Packet Capture / Protocol Analysis

tcpdump and wireshark

Do the following

Bring up two shell windows. Position them so you can see both, or most of both, at the same time.

In each of them, become the "root" user (at the command prompt type "su -" then press Enter)

Capture with tcpdump

In the first shell window, run the tcpdump command to capture up to 6 packets on your local, loopback interface:
tcpdump -nt -c 6 -i lo

Then, in the second window, have the machine ping itself 3 times:
ping -c 3 127.0.0.1

Observe the activity in the first window caused by the ping command in the second.

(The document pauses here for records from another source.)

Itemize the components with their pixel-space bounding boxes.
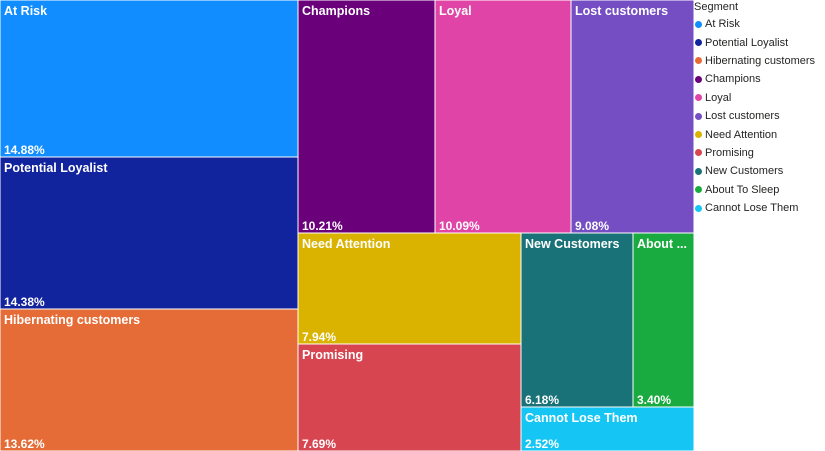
tile-hibernating-customers[interactable]: Hibernating customers 13.62% <box>0 308 299 451</box>
tile-value-new-customers: 6.18% <box>525 393 559 407</box>
tile-label-promising: Promising <box>302 348 363 362</box>
tile-value-champions: 10.21% <box>302 219 343 233</box>
tile-lost-customers[interactable]: Lost customers 9.08% <box>570 0 695 234</box>
tile-rect-potential-loyalist[interactable] <box>0 156 299 310</box>
legend-marker-icon <box>695 186 702 194</box>
legend-label: Loyal <box>705 91 732 104</box>
legend-marker-icon <box>695 112 702 120</box>
legend-item-about-to-sleep[interactable]: About To Sleep <box>694 181 825 199</box>
tile-label-new-customers: New Customers <box>525 237 620 251</box>
legend-marker-icon <box>695 75 702 83</box>
tile-label-loyal: Loyal <box>439 4 472 18</box>
tile-rect-hibernating-customers[interactable] <box>0 308 299 451</box>
tile-rect-promising[interactable] <box>297 343 522 451</box>
tile-label-at-risk: At Risk <box>4 4 47 18</box>
tile-label-champions: Champions <box>302 4 370 18</box>
tile-value-about-to-sleep: 3.40% <box>637 393 671 407</box>
legend-item-cannot-lose-them[interactable]: Cannot Lose Them <box>694 199 825 217</box>
tile-label-cannot-lose-them: Cannot Lose Them <box>525 411 638 425</box>
tile-label-about-to-sleep: About ... <box>637 237 687 251</box>
legend-label: Hibernating customers <box>705 54 816 67</box>
tile-rect-champions[interactable] <box>297 0 436 234</box>
tile-value-lost-customers: 9.08% <box>575 219 609 233</box>
tile-potential-loyalist[interactable]: Potential Loyalist 14.38% <box>0 156 299 310</box>
legend-label: New Customers <box>705 165 784 178</box>
tile-loyal[interactable]: Loyal 10.09% <box>434 0 572 234</box>
tile-value-cannot-lose-them: 2.52% <box>525 437 559 451</box>
legend-label: About To Sleep <box>705 183 780 196</box>
tile-label-need-attention: Need Attention <box>302 237 390 251</box>
legend-item-new-customers[interactable]: New Customers <box>694 162 825 180</box>
legend-label: Potential Loyalist <box>705 36 789 49</box>
legend-item-champions[interactable]: Champions <box>694 70 825 88</box>
tile-value-at-risk: 14.88% <box>4 143 45 157</box>
tile-rect-new-customers[interactable] <box>520 232 634 408</box>
legend-item-lost-customers[interactable]: Lost customers <box>694 107 825 125</box>
tile-promising[interactable]: Promising 7.69% <box>297 343 522 451</box>
legend-label: Champions <box>705 73 761 86</box>
legend-marker-icon <box>695 57 702 65</box>
legend-marker-icon <box>695 20 702 28</box>
legend-marker-icon <box>695 131 702 139</box>
legend-label: Need Attention <box>705 128 778 141</box>
legend-item-potential-loyalist[interactable]: Potential Loyalist <box>694 33 825 51</box>
tile-label-lost-customers: Lost customers <box>575 4 668 18</box>
legend-marker-icon <box>695 39 702 47</box>
tile-value-need-attention: 7.94% <box>302 330 336 344</box>
tile-value-promising: 7.69% <box>302 437 336 451</box>
tile-need-attention[interactable]: Need Attention 7.94% <box>297 232 522 345</box>
tile-at-risk[interactable]: At Risk 14.88% <box>0 0 299 158</box>
legend-marker-icon <box>695 204 702 212</box>
legend-item-need-attention[interactable]: Need Attention <box>694 125 825 143</box>
legend-label: Promising <box>705 146 754 159</box>
legend-item-loyal[interactable]: Loyal <box>694 89 825 107</box>
legend-label: Cannot Lose Them <box>705 202 799 215</box>
tile-new-customers[interactable]: New Customers 6.18% <box>520 232 634 408</box>
tile-rect-at-risk[interactable] <box>0 0 299 158</box>
legend-marker-icon <box>695 149 702 157</box>
legend-label: At Risk <box>705 18 740 31</box>
tile-cannot-lose-them[interactable]: Cannot Lose Them 2.52% <box>520 406 695 451</box>
legend-item-hibernating-customers[interactable]: Hibernating customers <box>694 52 825 70</box>
tile-about-to-sleep[interactable]: About ... 3.40% <box>632 232 695 408</box>
legend-title: Segment <box>694 1 739 13</box>
legend-label: Lost customers <box>705 110 780 123</box>
legend-item-at-risk[interactable]: At Risk <box>694 15 825 33</box>
legend-marker-icon <box>695 167 702 175</box>
legend-marker-icon <box>695 94 702 102</box>
tile-label-potential-loyalist: Potential Loyalist <box>4 161 108 175</box>
legend: Segment At Risk Potential Loyalist Hiberna… <box>694 0 825 217</box>
tile-rect-lost-customers[interactable] <box>570 0 695 234</box>
tile-champions[interactable]: Champions 10.21% <box>297 0 436 234</box>
tile-rect-cannot-lose-them[interactable] <box>520 406 695 451</box>
tile-rect-about-to-sleep[interactable] <box>632 232 695 408</box>
tile-rect-loyal[interactable] <box>434 0 572 234</box>
tile-value-potential-loyalist: 14.38% <box>4 295 45 309</box>
tile-value-hibernating-customers: 13.62% <box>4 437 45 451</box>
tile-label-hibernating-customers: Hibernating customers <box>4 313 140 327</box>
tile-value-loyal: 10.09% <box>439 219 480 233</box>
legend-item-promising[interactable]: Promising <box>694 144 825 162</box>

Now repeat the procedure, except this time have the tcpdump command put its output in a file named testfile.cap instead of on the screen:
tcpdump -nnt -c 6 -i lo -w testfile.cap

Playback by tcpdump

The session results, depicting the 6 packets that traversed the network in the course of executing three successful pings, now sit in the file. We can play them back onto the screen with tcpdump:
tcpdump -n -r testfile.cap

Playback by wireshark

We can also play them back using Wireshark, because tcpdump stores data in a file format compatible with Wireshark. Wireshark will happily read testfile.cap. In Wireshark:

File/Open menu choice
In the left panel, click "filesystem"
Then in the right panel click "root" then select "testfile.cap" and press the "Open" button.
Note you are looking at the same material you saw in tcpdump, differently presented.